Richard Ryles said he voted for Biden because he thinks the former Vice President is more aligned with his values.

In past elections, he has voted for democratic and republican candidates, but said this year that every democrat on his ballot better represented his stances.

“He offers the country a better opportunity to fix some of the things that are systemic that need changing,” the 58 year old attorney from West Palm Beach said from under his umbrella. “As an African American, we have to understand the importance of this election and that neither rain nor sleet should keep us from voting.”

In Broward County, dozens of voters gathered at a Souls to the Polls event in Hallandale Beach on Sunday to rally for the chance to be heard on Election Day.

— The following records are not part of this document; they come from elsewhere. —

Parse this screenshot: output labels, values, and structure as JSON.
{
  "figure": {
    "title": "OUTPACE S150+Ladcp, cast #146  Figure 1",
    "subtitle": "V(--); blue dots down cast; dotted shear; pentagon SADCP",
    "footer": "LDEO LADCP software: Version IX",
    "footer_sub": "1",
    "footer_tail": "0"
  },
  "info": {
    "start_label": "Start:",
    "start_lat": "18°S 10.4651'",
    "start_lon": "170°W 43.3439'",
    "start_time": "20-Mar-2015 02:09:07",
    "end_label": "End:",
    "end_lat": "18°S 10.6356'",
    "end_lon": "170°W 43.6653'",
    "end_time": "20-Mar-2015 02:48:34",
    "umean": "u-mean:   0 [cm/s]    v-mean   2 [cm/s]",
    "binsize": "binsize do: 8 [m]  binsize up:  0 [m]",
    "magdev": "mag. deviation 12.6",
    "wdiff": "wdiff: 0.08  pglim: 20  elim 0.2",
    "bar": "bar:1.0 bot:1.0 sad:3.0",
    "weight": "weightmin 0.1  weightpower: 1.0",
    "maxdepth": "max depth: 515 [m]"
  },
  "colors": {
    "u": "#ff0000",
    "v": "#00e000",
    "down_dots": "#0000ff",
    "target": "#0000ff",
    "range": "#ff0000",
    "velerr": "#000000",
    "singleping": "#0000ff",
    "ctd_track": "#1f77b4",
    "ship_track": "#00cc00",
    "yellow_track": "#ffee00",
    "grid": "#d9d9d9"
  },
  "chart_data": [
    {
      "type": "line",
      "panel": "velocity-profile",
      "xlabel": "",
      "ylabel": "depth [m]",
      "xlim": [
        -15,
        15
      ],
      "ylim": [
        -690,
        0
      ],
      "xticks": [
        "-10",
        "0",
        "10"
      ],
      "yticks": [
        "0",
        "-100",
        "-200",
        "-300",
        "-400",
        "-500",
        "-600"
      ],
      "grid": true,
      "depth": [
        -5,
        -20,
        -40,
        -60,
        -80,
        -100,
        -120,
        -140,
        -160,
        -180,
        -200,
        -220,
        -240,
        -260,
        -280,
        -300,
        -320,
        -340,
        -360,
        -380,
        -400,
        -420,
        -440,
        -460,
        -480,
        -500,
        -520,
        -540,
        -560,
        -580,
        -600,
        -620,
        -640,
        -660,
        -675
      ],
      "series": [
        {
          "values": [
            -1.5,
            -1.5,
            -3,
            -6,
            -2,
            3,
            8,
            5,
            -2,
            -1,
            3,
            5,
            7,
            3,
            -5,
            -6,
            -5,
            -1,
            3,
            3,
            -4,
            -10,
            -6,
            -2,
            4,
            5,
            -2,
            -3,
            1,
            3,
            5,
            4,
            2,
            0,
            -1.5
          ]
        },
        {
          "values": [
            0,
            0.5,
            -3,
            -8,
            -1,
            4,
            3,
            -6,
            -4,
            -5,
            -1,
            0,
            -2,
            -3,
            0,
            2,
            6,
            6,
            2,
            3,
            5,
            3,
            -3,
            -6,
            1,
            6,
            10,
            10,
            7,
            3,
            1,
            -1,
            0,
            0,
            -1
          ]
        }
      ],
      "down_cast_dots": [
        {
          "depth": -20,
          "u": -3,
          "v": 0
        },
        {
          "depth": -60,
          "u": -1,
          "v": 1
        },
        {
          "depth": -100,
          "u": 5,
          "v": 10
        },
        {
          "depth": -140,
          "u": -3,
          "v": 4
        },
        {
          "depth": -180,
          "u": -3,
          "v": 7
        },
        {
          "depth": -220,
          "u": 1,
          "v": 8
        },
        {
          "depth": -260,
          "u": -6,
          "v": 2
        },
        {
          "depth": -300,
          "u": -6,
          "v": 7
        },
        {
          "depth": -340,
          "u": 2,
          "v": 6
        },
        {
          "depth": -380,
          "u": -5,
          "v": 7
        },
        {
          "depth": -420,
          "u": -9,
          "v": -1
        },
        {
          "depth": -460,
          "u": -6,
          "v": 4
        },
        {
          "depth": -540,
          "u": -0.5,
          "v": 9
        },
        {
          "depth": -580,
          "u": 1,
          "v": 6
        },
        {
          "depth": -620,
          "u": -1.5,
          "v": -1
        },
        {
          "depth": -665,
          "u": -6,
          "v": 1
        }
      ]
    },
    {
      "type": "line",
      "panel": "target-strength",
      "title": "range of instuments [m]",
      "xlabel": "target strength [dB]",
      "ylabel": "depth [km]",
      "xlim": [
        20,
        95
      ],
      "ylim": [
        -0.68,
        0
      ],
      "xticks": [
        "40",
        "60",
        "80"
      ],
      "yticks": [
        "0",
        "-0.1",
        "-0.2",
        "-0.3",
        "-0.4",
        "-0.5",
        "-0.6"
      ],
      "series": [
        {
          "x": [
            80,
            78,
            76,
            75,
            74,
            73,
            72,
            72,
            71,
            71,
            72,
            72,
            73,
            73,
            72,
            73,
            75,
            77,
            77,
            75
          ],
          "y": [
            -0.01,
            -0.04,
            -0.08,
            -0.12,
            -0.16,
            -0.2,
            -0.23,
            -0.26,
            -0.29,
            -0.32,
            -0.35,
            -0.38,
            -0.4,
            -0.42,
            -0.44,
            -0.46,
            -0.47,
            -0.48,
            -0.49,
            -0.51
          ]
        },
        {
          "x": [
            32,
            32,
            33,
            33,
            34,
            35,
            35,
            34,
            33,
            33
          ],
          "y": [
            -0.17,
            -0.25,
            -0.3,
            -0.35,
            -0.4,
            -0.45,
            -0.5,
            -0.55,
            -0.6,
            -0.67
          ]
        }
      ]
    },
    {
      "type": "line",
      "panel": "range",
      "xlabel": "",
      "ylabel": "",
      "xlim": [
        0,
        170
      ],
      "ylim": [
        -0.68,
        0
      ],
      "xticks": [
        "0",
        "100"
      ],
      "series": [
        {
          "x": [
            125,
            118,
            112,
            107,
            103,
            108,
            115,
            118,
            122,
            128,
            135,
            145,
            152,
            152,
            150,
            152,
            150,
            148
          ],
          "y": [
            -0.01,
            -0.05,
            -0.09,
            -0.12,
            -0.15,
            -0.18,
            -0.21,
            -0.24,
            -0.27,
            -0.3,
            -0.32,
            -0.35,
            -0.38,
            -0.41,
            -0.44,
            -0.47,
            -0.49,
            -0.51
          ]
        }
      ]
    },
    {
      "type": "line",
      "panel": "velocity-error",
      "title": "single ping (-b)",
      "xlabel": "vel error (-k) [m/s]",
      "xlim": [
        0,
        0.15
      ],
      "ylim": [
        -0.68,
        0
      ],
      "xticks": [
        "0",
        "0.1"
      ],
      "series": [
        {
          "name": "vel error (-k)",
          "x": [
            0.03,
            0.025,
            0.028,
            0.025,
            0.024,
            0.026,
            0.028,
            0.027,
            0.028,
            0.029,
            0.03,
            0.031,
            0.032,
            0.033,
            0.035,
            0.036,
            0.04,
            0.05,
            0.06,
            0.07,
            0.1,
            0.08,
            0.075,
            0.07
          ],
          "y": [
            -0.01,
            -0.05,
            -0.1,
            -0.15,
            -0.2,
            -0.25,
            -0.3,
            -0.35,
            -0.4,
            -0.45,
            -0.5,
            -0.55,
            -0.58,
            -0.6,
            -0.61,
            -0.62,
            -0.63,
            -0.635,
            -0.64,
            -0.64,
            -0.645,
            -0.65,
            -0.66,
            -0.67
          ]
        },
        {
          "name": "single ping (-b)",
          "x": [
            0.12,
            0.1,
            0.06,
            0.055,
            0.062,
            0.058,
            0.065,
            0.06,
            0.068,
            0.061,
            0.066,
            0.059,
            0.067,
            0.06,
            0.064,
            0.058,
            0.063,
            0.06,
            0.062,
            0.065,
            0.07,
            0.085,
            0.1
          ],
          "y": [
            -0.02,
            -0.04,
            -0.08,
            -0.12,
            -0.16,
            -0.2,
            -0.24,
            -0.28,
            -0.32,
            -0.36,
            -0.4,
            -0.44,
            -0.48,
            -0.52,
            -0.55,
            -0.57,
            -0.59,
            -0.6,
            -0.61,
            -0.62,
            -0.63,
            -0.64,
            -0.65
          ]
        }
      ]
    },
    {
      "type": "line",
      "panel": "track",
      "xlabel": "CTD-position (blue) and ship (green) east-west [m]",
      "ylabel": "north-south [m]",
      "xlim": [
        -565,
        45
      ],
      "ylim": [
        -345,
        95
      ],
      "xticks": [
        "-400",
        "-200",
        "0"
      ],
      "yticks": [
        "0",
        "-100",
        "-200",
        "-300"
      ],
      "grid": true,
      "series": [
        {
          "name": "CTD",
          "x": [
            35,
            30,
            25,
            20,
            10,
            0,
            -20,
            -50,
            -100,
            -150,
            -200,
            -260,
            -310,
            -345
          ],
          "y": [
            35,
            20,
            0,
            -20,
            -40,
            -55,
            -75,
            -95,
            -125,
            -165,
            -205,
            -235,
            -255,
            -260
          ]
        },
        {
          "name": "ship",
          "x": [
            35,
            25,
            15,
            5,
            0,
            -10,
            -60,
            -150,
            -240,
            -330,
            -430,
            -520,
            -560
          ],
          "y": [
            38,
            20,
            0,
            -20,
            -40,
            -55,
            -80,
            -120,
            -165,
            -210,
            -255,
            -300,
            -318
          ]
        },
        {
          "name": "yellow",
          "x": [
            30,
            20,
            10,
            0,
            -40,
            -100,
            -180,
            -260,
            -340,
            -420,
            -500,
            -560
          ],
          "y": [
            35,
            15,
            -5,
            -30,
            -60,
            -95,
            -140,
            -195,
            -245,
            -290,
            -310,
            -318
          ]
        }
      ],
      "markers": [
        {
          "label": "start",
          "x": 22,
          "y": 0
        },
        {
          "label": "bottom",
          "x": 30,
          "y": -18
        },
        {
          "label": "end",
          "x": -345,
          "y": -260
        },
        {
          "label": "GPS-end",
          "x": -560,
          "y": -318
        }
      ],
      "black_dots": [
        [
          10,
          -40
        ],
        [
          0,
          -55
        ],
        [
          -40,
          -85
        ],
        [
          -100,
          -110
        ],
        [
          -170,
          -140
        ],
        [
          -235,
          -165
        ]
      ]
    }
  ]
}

“We’re celebrating getting out the vote,” said Katrice Johnson, a Hallandale Beach resident and organizer with the non-partisan group Faith in Florida.

“We don’t care who you vote for. We just want you to vote.”

The crowd included a 6-month-old baby boy and an 82-year-old woman and every age in between, including millennials, Johnson said.

“They are so important for this election,” she said. “We need them to vote.”

Earlier in the day, a caravan of 70 cars drove a few blocks south to the early voting site near City Hall to deliver their mail-in ballots.

Minister Tim Griffith, of Pembroke Pines, took the stage and encouraged the crowd to attend next Sunday’s Souls to the Polls event at Hopewell Baptist Church in Pompano Beach.

“It’s bigger than you,” he said of the upcoming election, “Tell your sons, tell your daughters, send out a mass text message (to get out the vote).”

Griffith says the group is visiting barbershops and nail salons in an effort to get people to the Polls.

“Breonna Taylor’s blood is on this ballot,” he said. “Ahmaud Arbery’s blood is on this ballot. Jacob Blake. George Floyd, Sandra Bland and Trayvon Martin.”

Griffith reiterated that no one is telling anyone how to vote.

“We’re telling the Millennials since (George Floyd and other Black people who died in police custody) are not here to vote, we need you to vote for them.”